Cansado de chorar escuridões, o deus Sol adormecera com o rosto voltado para o horizonte. Mas um perfume tênue, espalhado pela brisa, inundou o ambiente com um penetrante frescor despertando-o. abriu os olhos e ela estava ali, sorrindo para ele, como na mais profunda poesia do sonho.
A história conta também que, a partir desse acontecimento, o céu que limita o arquipélago é sempre azul, limpo e luminoso; o mar é límpido e transparente; a fauna é excepcional; a paisagem é incrível e a vegetação deslumbrante.
Dizem que as tartarugas-do-mar, que retornaram às ilhas, foram agraciadas pelo deus Sol com o dom da suprema longevidade e que a tartaruga gigante ainda existe.
Segundo parece, o deus Sol casou-se com a Rainha das Águas, e os seus descendentes repovoaram as ilhas com a espécie humana, rodeando-a com encantos e maravilhas.

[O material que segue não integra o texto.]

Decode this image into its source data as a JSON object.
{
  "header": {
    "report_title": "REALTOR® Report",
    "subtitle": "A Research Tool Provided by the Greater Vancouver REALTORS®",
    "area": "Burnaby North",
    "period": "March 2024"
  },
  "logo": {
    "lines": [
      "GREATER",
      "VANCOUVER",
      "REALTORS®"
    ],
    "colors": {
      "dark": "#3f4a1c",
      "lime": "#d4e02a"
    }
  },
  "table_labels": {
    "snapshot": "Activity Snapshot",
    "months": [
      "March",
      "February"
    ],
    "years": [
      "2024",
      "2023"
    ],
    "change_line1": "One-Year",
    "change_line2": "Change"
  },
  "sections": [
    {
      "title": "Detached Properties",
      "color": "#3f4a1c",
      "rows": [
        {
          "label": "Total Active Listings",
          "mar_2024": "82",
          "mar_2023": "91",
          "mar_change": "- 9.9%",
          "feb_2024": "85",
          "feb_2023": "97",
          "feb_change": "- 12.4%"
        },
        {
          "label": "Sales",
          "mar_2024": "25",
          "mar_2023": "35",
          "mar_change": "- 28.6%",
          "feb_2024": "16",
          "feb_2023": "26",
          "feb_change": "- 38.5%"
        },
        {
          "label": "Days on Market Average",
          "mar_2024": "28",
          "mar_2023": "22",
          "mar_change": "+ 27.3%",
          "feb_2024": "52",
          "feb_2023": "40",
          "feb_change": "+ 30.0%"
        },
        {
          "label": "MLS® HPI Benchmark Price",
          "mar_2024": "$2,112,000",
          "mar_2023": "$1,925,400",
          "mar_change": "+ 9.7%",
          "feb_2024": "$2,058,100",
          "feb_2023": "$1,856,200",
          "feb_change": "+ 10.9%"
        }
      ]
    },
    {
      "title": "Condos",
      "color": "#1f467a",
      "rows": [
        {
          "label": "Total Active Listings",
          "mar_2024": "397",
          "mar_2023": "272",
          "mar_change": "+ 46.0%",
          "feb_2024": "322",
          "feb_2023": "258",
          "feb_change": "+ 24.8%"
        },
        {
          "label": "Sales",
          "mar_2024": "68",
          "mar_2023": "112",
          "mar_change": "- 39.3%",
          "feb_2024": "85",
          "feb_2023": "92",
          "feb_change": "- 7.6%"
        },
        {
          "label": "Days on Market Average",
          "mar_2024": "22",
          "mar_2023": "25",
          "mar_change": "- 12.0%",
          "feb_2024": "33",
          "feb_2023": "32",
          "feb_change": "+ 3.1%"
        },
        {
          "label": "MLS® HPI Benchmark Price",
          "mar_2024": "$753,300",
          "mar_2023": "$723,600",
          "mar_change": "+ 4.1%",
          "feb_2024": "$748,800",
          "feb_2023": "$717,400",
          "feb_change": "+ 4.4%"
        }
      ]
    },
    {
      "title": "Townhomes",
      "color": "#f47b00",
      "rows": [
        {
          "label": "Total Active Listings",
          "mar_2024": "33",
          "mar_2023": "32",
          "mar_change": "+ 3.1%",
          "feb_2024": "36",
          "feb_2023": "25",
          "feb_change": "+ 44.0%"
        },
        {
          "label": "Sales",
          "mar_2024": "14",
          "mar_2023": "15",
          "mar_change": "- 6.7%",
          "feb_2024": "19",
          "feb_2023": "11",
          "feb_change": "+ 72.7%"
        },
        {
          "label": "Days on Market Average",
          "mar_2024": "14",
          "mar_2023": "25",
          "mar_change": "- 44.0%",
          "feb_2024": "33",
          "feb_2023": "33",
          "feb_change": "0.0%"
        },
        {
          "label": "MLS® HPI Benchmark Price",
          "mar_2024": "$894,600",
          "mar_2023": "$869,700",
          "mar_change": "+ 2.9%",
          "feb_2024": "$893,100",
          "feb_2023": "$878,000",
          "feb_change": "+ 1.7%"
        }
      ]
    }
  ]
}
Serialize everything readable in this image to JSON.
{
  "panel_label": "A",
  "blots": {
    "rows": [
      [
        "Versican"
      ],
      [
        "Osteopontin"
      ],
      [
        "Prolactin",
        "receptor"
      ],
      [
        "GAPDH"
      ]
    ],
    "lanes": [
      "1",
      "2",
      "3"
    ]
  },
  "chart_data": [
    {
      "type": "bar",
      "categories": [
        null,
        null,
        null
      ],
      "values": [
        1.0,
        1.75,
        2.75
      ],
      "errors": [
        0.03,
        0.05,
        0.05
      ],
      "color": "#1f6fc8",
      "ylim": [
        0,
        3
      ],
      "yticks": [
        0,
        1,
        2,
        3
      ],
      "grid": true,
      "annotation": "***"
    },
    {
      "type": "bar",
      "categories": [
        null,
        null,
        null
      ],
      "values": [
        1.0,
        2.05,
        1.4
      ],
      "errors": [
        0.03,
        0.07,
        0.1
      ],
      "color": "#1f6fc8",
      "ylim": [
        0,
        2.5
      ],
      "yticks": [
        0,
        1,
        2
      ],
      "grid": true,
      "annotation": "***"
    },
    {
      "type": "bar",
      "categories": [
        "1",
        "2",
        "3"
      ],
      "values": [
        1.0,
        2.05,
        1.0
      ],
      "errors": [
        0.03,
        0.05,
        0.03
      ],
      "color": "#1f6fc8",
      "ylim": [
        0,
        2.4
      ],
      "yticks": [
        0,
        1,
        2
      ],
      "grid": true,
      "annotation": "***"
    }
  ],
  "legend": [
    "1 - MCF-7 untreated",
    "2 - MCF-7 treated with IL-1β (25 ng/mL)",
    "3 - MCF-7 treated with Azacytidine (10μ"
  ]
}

Afirma-se também que, desde então, a Rainha é muito feliz, porque, além de receber com frequência a visita das tartarugas-do-mar, o Sol vive com ela em seu palácio submarino. Levanta-se cedinho para iluminar a Terra e, após os últimos resplendores crepusculares, recolhe-se em seu lar, onde, entre tênues fosforescências de algas e fulgores de madrepérola, sua amada o espera eternamente.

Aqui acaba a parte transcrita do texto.